Superestar es una miscelánea onírica donde realidad y ficción se dan la mano, elevando el drama vital que rodeó al ‘Tamarismo’ a categoría de mito

Sin embargo, el trasfondo que guarda esta producción abarca mucho más que la trayectoria vital de la hija de Margarita Seisdedos, puesto que ejemplifica cuán difícil es conseguir que los demás vean lo que realmente somos, que reconozcan lo que tenemos dentro. 

Consumí la serie de manera voraz e ininterrumpida, que es como considero que hay que hacerlo: de un solo golpe y sin dejar opción a posibles influencias de opiniones ajenas para poder consolidar la mía propia. Así, tras presenciar el acoso y derribo sufrido por la protagonista, volvió a mi cabeza la dificultad que conlleva que los demás nos perciban y nos acepten como realmente nos identificamos; bien sea intentando triunfar como artista o, simplemente, existiendo de manera plena.

Hace mucho tiempo escuche decir a alguien —creo recordar que fue a Alaska— que para ser artista lo único que realmente se requería era que uno mismo se percibiera como tal. Y Yurena lo hacía así. Confiaba en su voz, en su proyecto y en la reafirmación de su condición de artista. Pero la sociedad le daba la espalda.

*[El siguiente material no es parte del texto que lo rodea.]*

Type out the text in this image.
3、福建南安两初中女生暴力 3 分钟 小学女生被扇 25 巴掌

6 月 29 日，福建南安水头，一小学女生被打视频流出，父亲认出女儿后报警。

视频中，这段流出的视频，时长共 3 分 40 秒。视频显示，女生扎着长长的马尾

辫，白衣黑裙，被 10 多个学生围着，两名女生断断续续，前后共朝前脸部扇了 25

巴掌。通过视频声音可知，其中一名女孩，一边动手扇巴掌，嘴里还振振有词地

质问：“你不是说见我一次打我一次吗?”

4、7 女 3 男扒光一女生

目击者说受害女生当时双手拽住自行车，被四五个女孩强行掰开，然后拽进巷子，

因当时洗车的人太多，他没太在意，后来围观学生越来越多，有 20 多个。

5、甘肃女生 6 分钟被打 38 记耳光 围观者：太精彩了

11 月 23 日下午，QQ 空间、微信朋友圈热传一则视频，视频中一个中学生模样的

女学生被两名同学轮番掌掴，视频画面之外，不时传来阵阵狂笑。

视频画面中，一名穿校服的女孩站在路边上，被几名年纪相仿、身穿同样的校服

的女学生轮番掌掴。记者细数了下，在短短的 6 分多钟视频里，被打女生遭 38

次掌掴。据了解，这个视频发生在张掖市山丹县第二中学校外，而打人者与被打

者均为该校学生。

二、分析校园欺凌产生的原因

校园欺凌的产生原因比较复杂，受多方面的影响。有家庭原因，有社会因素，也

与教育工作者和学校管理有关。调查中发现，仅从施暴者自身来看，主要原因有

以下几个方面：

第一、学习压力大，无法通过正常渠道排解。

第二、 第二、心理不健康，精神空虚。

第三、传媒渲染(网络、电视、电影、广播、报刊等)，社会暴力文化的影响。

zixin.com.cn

Para el público y los medios —condicionando este último al primero— Yurena y el universo que en sí misma había conformado no eran más que sinónimos de freak, un saco de boxeo con el que poder desahogarse. Yurena podría ser de todo menos artista. ¿Cómo no rendirse a las reglas del juego entonces? No seré yo quien juzgue las decisiones de Yurena, nada más lejos de la realidad, pero ¿qué opciones quedan cuando lo único que anhelas es que el mundo respete tu identidad?

Es una decisión valiente —y admirable— aferrarse a la convicción de que uno es artista por sí mismo. Pero claro, no se puede vivir de una idea con la que solo comulga uno. Antes o después necesitamos que los demás nos reconozcan para vivir, y en el universo del arte, solo se puede vivir de ello si los demás te perciben como lo que promulgas ser. Es una de las autodeterminaciones de identidad más complejas.

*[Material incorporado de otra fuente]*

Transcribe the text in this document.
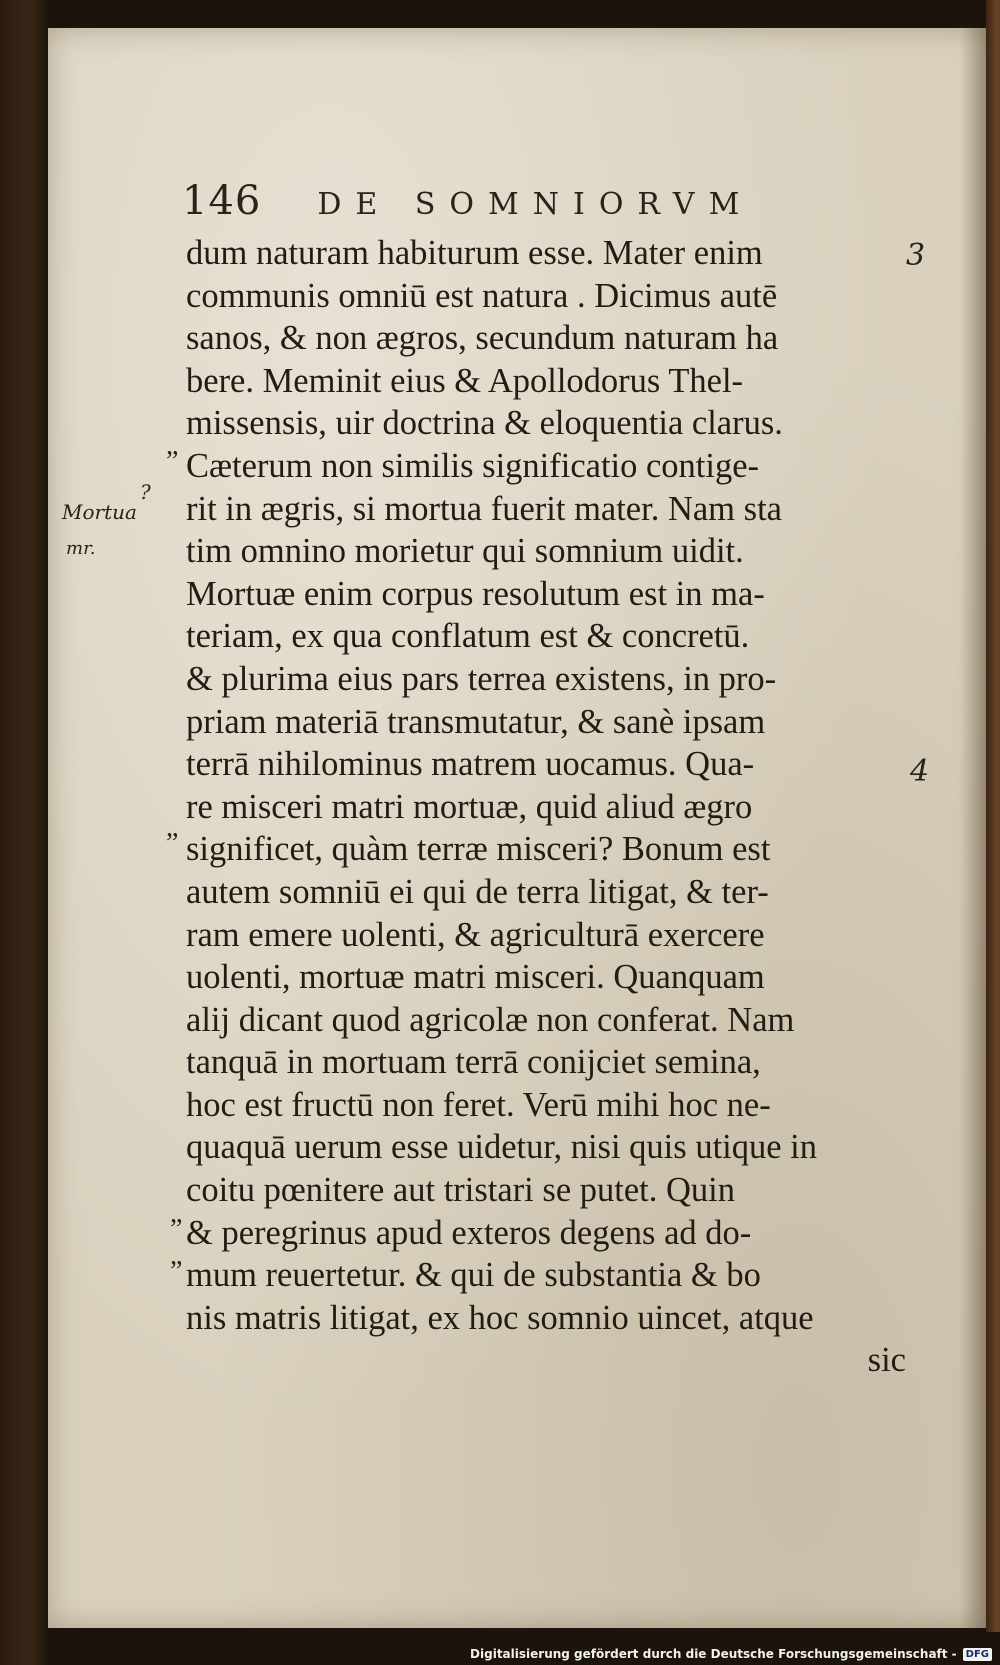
146 DE SOMNIORVM
dum naturam habiturum esse. Mater enim
communis omniū est natura . Dicimus autē
sanos, & non ægros, secundum naturam ha
bere. Meminit eius & Apollodorus Thel-
missensis, uir doctrina & eloquentia clarus.
Cæterum non similis significatio contige-
rit in ægris, si mortua fuerit mater. Nam sta
tim omnino morietur qui somnium uidit.
Mortuæ enim corpus resolutum est in ma-
teriam, ex qua conflatum est & concretū.
& plurima eius pars terrea existens, in pro-
priam materiā transmutatur, & sanè ipsam
terrā nihilominus matrem uocamus. Qua-
re misceri matri mortuæ, quid aliud ægro
significet, quàm terræ misceri? Bonum est
autem somniū ei qui de terra litigat, & ter-
ram emere uolenti, & agriculturā exercere
uolenti, mortuæ matri misceri. Quanquam
alij dicant quod agricolæ non conferat. Nam
tanquā in mortuam terrā conijciet semina,
hoc est fructū non feret. Verū mihi hoc ne-
quaquā uerum esse uidetur, nisi quis utique in
coitu pœnitere aut tristari se putet. Quin
& peregrinus apud exteros degens ad do-
mum reuertetur. & qui de substantia & bo
nis matris litigat, ex hoc somnio uincet, atque
sic
3
4
Mortua
?
mr.
”
”
”
”
Digitalisierung gefördert durch die Deutsche Forschungsgemeinschaft - DFG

La dificultad que conlleva convertirse en una estrella rutilante era inabarcable a principios de milenio y lo será siempre. Ocurrió con Yurena, ocurrió con Loly Álvarez y ocurrirá con las y los que vendrán. Por ende, el eterno debate entre dejar de ser uno mismo para alcanzar el éxito, elegir entre rendirse a las leyes de la industria o preservar la identidad será un continuum; pero Yurena cantaba No cambié por algo que va más allá de la mera cuestión musical. Su canción, su figura y su propia existencia acaban siendo una declaración de intenciones, un golpe sobre la mesa a favor de defender siempre lo que tenemos dentro.